The text of Chairman Shelby’s remarks, as prepared, is below.
“Today we will receive testimony from Federal Reserve Chair Janet Yellen regarding the Fed’s semiannual report on monetary policy.
“While Humphrey-Hawkins testimony is a key part of Congress’ oversight of our nation’s central bank, it is not sufficient to provide Congress and the American public with a full picture of Fed policymaking.
“I have often remarked during these hearings about the importance of striking the right balance between transparency and independence.
“One of the Fed’s stated reasons for maintaining its independence is to avoid politicizing its decisions.
“I agree that politics have no place at the Federal Reserve. While the line between politics and policy can be quite fine, it should, nonetheless, be clear and unambiguous.
“The Fed should act in a manner consistent with its statutory mandate in the interest of the stability of the U.S. economy whether or not such policies align with the goals of Congress or the Administration.
“Our central bank is independent, and should remain so. The desire to preserve the Fed’s independence, however, should not preclude consideration of additional measures to increase the transparency of the Board’s actions.
“In fact, some have argued that better disclosure of monetary policy strategy could actually bolster independence.
“Earlier this year, a prominent group of economists, including three Nobel Prize winners, agreed in a statement that ‘…publicly reporting a strategy helps prevent policy makers from bending under pressure and sacrificing independence.’
“The Fed continues, however, to resist calls by Congress to disclose monetary rules, even though it claims to use such rules regularly.
“In its public communications, the Fed has veered further away from data-driven analysis towards the exercise of even more discretion.
“For example, rather than adhering precisely to its stated goals for inflation and employment, the Federal Open Market Committee appears to base certain decisions on factors such as ‘financial and international developments’ that cannot be derived from quantitative analysis.
“Similarly, the Fed’s regulatory conduct has become increasingly opaque and complicated.
“This is demonstrated by the inherent complexity and overlap in its capital and liquidity rules, stress testing, and resolution and recovery planning.
“Two weeks ago, a panel of experts testified before this Committee that complex regulations might actually increase rather than decrease risk in the banking system.
“They also criticized the lack of analysis and transparency in the rulemaking process.
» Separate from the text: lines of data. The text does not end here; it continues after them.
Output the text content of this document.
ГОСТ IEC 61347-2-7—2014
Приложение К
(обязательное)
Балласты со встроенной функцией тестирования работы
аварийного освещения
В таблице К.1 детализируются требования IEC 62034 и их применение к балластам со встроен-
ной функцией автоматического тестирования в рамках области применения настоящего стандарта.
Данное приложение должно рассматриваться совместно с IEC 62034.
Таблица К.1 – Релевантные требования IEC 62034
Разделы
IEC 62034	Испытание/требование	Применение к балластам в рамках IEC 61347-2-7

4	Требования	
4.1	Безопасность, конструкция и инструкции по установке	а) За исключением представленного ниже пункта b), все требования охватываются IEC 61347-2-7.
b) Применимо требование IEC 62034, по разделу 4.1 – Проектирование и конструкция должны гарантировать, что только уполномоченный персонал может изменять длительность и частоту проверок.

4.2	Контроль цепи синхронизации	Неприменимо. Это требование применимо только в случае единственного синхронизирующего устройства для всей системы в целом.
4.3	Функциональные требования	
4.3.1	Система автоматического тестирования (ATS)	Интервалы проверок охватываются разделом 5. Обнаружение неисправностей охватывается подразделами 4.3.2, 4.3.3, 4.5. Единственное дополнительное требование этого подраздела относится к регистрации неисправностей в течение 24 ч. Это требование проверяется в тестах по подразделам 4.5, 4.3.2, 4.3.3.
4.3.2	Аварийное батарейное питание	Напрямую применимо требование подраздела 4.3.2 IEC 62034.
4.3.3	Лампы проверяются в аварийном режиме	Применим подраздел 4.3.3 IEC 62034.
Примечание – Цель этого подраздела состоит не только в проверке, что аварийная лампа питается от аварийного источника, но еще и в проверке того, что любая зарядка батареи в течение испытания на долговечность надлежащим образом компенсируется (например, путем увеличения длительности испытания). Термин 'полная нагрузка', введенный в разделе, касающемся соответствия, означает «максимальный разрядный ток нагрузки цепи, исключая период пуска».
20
“This is especially true of Basel rules established by an international committee and imposed by domestic regulators on our institutions, without adequate tailoring.
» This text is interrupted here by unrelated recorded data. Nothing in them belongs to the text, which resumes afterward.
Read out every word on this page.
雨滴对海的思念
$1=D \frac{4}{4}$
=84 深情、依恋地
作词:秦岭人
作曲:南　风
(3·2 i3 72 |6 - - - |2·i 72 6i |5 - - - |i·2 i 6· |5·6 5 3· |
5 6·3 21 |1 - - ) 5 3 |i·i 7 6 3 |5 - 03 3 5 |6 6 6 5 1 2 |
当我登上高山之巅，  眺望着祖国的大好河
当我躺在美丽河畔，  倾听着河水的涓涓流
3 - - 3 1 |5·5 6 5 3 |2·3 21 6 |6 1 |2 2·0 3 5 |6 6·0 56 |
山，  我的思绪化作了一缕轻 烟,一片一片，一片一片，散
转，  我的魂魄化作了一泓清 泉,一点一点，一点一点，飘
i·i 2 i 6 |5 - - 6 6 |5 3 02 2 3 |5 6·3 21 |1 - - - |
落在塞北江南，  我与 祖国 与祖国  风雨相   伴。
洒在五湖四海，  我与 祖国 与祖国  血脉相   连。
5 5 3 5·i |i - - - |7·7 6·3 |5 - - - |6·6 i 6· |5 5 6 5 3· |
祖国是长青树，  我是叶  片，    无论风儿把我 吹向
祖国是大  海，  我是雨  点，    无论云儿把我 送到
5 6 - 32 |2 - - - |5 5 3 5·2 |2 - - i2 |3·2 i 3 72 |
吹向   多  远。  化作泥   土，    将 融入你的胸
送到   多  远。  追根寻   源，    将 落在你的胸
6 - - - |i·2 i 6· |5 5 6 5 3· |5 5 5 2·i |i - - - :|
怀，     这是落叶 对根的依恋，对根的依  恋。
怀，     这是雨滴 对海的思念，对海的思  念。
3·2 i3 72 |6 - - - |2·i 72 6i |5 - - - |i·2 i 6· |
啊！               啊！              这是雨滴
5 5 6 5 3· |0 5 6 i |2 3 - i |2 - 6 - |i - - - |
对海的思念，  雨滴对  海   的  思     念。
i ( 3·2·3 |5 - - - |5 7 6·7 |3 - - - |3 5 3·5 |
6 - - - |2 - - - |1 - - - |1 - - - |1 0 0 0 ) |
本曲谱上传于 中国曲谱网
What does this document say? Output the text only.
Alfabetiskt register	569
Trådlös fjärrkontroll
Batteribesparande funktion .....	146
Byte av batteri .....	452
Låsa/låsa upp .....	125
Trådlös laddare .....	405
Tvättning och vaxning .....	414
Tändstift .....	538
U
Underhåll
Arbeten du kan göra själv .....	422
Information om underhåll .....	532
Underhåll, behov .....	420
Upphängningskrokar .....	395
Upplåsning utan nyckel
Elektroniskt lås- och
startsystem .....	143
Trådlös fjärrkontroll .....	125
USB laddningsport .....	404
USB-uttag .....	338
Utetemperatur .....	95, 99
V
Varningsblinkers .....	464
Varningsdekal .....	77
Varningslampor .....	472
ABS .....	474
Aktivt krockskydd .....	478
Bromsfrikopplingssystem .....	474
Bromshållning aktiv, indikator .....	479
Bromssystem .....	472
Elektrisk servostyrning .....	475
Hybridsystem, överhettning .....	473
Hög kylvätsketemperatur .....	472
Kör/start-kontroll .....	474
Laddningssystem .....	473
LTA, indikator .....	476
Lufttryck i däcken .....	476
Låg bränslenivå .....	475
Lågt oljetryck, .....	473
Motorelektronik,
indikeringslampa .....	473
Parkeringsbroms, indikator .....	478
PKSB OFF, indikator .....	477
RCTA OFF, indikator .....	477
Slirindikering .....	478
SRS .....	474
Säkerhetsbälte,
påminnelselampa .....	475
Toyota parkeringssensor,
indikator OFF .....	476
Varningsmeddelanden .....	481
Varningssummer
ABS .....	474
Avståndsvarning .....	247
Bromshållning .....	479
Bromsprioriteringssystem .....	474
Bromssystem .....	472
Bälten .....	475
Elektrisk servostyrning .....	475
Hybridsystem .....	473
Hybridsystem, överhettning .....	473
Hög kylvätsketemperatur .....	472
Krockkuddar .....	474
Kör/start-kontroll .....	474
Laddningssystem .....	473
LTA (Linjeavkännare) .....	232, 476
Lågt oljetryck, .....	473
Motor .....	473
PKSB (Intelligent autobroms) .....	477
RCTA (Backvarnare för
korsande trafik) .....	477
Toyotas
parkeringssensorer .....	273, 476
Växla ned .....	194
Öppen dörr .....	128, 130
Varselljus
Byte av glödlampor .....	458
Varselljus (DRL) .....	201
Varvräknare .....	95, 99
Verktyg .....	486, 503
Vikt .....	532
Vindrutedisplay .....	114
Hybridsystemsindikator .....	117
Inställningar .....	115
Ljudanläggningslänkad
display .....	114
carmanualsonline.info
“The Fed did not even do its own quantitative study for Basel 3, as it did for Basel 1 and 2.
“It instead relied on the Basel Committee’s analysis, which included data from only 13 U.S. banks out of the 249 banks that were studied.
“Such an approach is concerning. The Fed should perform rigorous analysis, not only for each rule, but also on the cumulative impact of capital and liquidity regulations.
“If our banking regulators are unable or unwilling to conduct such analysis, then we should consider mandating it.
“Even the European Commission analyzes these factors in its regulatory framework.
“In a recent Call for Evidence, it solicited feedback from the public to ‘…evaluate the interaction between financial regulations and assess their cumulative impact.’
“We should expect no less from our own regulators.
“Chair Yellen, I look forward to your testimony today and your thoughts on these important issues.”